Even though Gavin was diagnosed one year ago this month with KTS or Klippel-Trenaunay Syndrome, I still feel like we are in the processing stage. We 100% agree that is what he has and have been very proactive to get him all of the right care and to set him up with all of the best doctors. Sometimes though, I just feel like we are going through the motions and doing what has to be done. When I allow myself to really think about it or am explaining it to someone else, I start to get choked up and overwhelmed. I know that we are lucky and blessed in so many ways. Gavin’s health and situation could be far worse and we are grateful he can do all he can do. I never want people to feel sorry for us or him, but sometimes I just need to talk about it to help me process and understand it.
When he was first diagnosed, we didn’t allow ourselves to do much online research. We didn’t want to freak ourselves out or spend time on information that was false. This summer, we’ve done a little more research as more things have come up with Gavin. Because his syndrome is so rare (there are only about 2500 people on record since 1950), there isn’t a ton of information. Also, each case is slightly different. The big things we have come to realize is that his health issues will only get worse with age and that he will need a “team” of doctors to help him through it. Right now, we are in the process of building his team. We have been blessed without measure with doctors who truly care about him and us. They are never too proud to refer to or consult with other doctors. Many of them have never seen a patient with KTS, only heard about it.
Here is a list of Gavin’s most recent team:
Dr. Voyles ~ Pediatrician
Dr. Haggstrom ~ Pediatric Dermatology
Dr. Loder ~ Pediatric Orthopedic Surgery
Dr. Contreras ~ Pediatric Gastroenterology
Dr. Matt ~ Ear, Nose, Throat (Consult only at this time)
Dr. Marshelleck ~ Interventional Radiology (Consult only at this time)
Kerrie ~ Physical Therapist at Easter Sills
Tom Whitehurst ~ Orthotics (Lift)
Jeffrey Hill ~ Orthotist (Compression Sock)

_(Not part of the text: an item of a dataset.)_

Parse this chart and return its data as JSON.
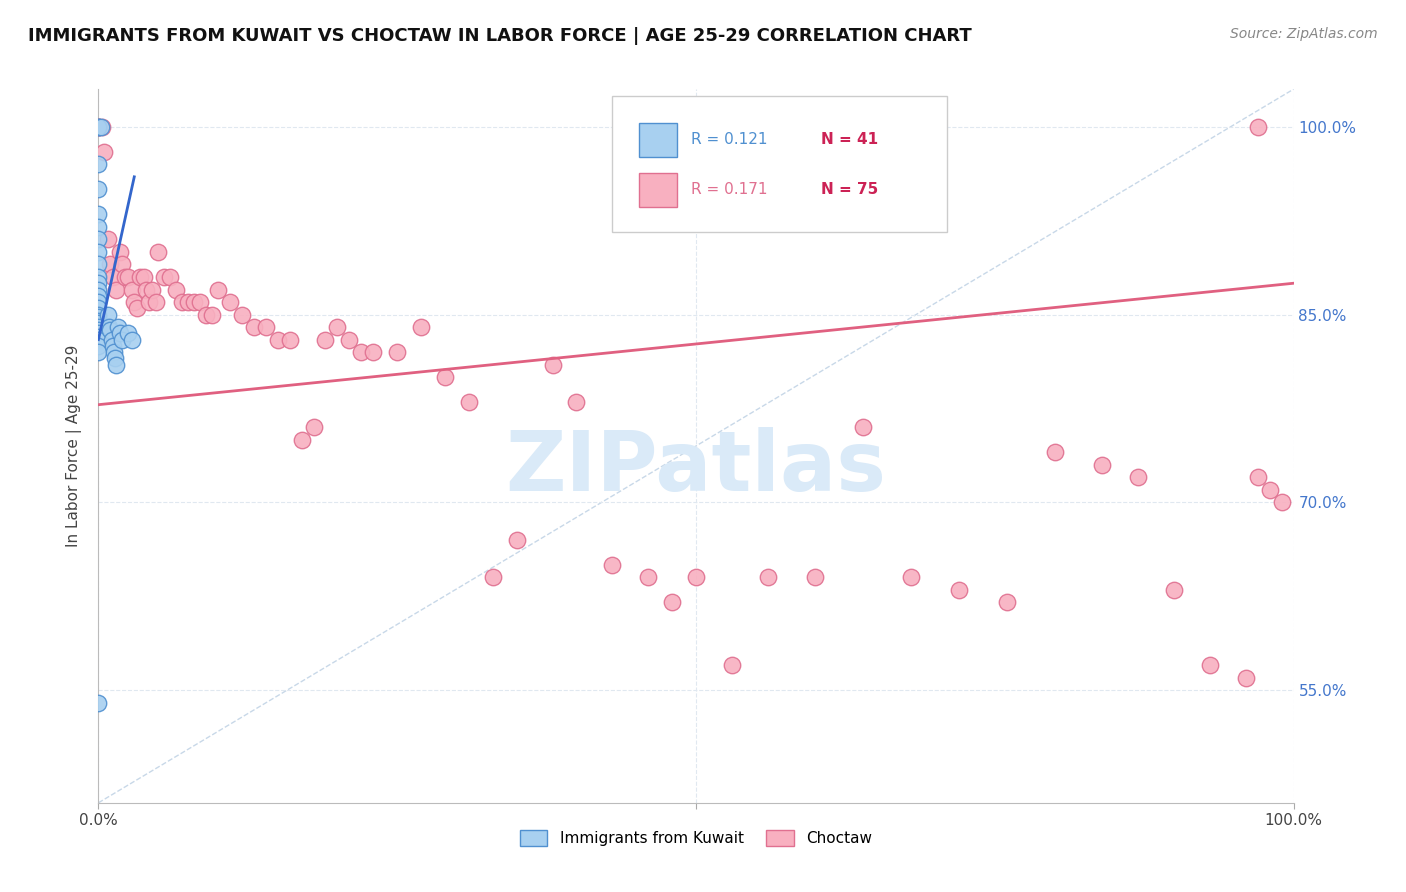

Sending Gavin to preschool has stirred up a lot of feelings and emotions. I met with his teachers today to talk about my concerns and his needs. We’ve been blessed that he has been with the same person for a long time or only watched by family. This will start a whole new world and journey for him. I am constantly torn between putting Gavin in a bubble and letting him experience the world like a typical 3 year old. I am also torn between encouraging him to do anything he sets his mind to do and being honest with him about his limitations and things doctors have already said no to. It’s a struggle finding that balance and I pray each and every day I can find it for him!